South Korea says a decision to install smart meters in at least 50 percent of the country's households by 2016 could reduce electricity consumption equivalent to the projected cost of one nuclear power plant, Bloomberg reports.
Director of the Smart Grid & Electricity Market Division of the Knowledge Economy Ministry, Choi Kyu Chong, said that the government wants to "make the utility industry intelligent and efficient".
Although the proposals have been met with fierce opposition by both citizens and political groups, the installation of the smart meters will be going ahead. The meters will show citizens how much electricity they are using, and therefore how much they are spending at different times of the day. As such, the government hopes that this may encourage consumers to use electricity when the hours are 'off-peak' and it is cheaper for suppliers to generate.
The devices cost between approximately 20,000 and 140,000 won a unit ($17 - $124), depending on whether the use is household-based or commercial, and will be replacing old, analogue models. The South Korean government has pledged 1.47 trillion won ($1.3 billion) to ensure the scheme goes ahead.

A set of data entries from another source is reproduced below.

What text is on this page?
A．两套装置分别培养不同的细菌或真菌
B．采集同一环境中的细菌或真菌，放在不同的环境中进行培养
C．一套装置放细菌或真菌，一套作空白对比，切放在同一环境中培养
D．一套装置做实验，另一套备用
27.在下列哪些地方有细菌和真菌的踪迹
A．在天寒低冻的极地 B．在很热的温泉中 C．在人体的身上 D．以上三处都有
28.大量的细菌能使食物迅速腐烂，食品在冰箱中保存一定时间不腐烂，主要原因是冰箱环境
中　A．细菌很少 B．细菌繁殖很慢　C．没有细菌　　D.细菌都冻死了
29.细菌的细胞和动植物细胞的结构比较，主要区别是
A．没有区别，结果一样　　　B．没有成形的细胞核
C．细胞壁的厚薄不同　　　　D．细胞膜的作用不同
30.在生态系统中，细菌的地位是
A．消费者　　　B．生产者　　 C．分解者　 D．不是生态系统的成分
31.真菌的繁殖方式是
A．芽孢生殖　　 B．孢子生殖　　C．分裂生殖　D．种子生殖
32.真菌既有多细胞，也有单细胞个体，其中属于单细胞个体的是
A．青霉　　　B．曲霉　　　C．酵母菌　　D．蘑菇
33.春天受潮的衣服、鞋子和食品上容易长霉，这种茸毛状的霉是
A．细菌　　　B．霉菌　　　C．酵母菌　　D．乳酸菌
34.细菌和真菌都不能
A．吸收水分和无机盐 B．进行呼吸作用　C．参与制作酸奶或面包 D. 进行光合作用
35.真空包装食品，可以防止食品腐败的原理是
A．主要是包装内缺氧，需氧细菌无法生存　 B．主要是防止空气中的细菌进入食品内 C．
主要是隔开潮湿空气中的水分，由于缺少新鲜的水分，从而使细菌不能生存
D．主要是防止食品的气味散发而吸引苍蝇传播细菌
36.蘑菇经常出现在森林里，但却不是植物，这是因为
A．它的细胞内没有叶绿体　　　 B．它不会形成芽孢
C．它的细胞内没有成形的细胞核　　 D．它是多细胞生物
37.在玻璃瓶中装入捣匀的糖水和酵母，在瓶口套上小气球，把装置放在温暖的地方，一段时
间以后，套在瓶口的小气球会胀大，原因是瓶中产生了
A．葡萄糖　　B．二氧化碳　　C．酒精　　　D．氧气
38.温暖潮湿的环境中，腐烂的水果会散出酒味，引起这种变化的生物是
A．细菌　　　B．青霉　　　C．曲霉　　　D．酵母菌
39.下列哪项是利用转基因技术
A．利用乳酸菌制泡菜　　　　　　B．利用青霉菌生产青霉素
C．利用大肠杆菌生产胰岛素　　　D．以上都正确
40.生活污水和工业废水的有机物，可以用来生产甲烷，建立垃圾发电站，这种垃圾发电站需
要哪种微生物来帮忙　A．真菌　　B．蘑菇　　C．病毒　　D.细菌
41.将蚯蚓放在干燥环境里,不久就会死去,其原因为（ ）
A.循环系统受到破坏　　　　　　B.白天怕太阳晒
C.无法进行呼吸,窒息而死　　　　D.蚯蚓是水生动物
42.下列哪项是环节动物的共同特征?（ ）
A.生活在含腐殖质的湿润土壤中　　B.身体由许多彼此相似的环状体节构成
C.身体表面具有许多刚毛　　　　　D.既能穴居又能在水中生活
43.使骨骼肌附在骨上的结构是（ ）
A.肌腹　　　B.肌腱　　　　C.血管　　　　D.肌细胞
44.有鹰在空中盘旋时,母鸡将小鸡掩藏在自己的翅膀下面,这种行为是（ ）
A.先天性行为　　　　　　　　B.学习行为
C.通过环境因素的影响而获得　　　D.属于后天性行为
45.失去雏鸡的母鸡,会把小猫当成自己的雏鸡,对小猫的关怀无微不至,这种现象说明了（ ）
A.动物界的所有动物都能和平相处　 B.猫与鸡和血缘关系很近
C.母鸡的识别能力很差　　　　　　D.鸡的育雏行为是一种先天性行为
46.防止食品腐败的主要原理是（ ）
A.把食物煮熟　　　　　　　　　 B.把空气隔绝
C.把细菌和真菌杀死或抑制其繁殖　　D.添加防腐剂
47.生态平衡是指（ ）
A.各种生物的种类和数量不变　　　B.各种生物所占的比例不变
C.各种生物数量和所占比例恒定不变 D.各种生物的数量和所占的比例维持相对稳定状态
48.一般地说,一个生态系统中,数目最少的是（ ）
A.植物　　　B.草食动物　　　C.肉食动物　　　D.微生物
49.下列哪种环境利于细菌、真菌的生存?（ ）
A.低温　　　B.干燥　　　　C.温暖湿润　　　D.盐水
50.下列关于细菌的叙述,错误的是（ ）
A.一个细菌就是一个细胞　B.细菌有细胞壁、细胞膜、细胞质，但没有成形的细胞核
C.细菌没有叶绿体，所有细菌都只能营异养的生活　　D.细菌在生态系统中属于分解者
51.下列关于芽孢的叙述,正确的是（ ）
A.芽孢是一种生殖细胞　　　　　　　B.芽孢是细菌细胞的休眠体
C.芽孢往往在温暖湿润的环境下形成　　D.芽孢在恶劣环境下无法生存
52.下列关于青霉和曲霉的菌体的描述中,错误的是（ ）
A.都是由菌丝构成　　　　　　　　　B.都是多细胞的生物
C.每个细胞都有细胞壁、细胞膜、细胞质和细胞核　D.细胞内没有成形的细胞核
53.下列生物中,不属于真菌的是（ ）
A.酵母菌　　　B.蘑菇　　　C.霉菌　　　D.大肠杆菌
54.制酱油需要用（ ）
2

If the 2016 target is met, then South Korea will be second only to China in terms of Asian countries that have adopted the meters. In comparison, China plans to install the smart meters in 80 percent of households by the same year. In the U.S., it is estimated that 50 percent of homes already have these meters installed.
The meters' design and purpose is part of a larger scheme, the Smart Grid project, which aims to help reduce energy consumption by 3 percent, and electricity use by 10 percent by the year 2030.
The South Korean government hopes that every household will be equipped with a smart meter by 2020.